CARLO SCALPA 1906-1978

『「さぁ、遊ぼう!」カルロ・スカルパは、デザインすることに対して、生来倦むことを知らぬ深い意欲に溢れていた人だった。・・・デザインするという作業は、スカルパにとって宝探しのようなものだったのではないか。・・・「さぁ、遊ぼう!」そう言って彼は旅に出かけていく。どんなに長い道のりであろうと、どんなに海が深かろうと、探し求めているものを手に入れるまで、無心に遊ぶ子供のように宝探しは続行される。・・・・』斎藤裕

ブリオン家の墓地を中心とした作品集。
スカルパはこの墓地のために約10年間で1200枚ものスケッチを書いたそうが、美しい写真とともにスカルパの思考の跡が見える図面も多数掲載されていて、見ごたえがある。

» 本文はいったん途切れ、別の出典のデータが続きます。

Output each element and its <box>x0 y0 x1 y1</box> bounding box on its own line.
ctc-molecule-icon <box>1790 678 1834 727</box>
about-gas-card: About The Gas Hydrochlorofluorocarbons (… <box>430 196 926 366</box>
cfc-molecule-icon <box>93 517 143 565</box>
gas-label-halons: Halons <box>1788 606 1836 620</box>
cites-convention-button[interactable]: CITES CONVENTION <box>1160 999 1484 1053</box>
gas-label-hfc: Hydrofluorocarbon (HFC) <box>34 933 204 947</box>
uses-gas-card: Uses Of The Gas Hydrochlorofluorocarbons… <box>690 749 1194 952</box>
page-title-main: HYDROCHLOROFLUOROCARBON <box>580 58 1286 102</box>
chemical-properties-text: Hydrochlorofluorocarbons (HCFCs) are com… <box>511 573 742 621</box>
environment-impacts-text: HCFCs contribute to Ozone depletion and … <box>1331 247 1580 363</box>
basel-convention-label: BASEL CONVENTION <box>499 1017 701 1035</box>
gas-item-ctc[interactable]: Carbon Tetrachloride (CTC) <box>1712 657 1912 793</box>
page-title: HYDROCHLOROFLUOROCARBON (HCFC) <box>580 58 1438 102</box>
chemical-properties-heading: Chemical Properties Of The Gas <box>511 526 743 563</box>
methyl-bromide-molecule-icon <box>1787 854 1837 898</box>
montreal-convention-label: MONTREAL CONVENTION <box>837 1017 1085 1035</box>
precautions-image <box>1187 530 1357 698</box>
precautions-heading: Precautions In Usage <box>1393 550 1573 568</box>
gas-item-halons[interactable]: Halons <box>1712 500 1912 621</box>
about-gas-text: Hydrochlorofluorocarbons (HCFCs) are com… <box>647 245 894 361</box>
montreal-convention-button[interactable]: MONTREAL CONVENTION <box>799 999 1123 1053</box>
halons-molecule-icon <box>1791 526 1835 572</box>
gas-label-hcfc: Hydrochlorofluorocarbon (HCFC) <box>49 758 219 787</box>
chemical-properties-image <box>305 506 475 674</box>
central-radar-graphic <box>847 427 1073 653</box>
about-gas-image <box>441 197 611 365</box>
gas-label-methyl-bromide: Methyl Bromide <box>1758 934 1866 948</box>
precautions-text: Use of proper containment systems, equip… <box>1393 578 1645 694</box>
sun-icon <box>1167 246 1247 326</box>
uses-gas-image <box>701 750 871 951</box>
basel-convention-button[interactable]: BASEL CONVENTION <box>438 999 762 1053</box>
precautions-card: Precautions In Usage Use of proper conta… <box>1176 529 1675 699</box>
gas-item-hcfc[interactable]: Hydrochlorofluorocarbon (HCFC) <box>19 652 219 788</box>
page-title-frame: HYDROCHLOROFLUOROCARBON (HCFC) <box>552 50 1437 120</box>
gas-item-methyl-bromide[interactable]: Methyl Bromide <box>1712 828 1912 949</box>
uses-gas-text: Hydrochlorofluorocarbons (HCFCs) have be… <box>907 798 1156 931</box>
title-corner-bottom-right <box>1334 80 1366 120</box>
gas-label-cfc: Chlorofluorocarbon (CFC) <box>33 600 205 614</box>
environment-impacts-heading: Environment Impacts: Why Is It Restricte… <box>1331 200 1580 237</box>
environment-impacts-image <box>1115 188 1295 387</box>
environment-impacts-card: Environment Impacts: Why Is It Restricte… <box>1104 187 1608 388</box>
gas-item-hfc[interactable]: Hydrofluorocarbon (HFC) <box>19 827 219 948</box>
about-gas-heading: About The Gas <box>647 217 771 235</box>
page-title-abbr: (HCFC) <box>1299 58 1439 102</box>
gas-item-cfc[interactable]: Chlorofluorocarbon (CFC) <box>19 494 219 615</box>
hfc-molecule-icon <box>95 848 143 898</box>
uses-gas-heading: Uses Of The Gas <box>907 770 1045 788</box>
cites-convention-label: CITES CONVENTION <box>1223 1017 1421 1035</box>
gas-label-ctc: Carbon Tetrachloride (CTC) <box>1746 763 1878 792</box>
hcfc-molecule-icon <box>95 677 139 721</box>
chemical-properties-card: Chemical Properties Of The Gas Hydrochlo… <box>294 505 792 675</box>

僕は、立体を確認するためについ、模型やCGに頼ってしまうのだが、スカルパの図面を見ていると、スケッチと想像力の大切さを改めて感じさせられた。

『そこに行けば、誰もがとても幸せになります。
子供たちが遊び、犬は駆け回る。
すべての墓地がそのようにあるべきです。』
カルロ・スカルパ

スカルパが言うように綿密に計画されたシーン展開には厳かな感覚の中に楽しさを引き出す仕掛けが盛り込まれている。
イタリアにあるこの墓地はぜひ訪れた体験したい建築のひとつです。

途中、ブリオン家の人へのインタビューがあるが、ここにもクライアントと建築家の幸せな関係があります。

クライアントは、村人や知識人の「貴族趣味である」というような批判の中、この文化的な建築を実現させるために『勇気を持ち続けて進めていくこと』が必要だったと述べているが、日本の金持ちにこういうことを期待するのは無理な注文だろうか。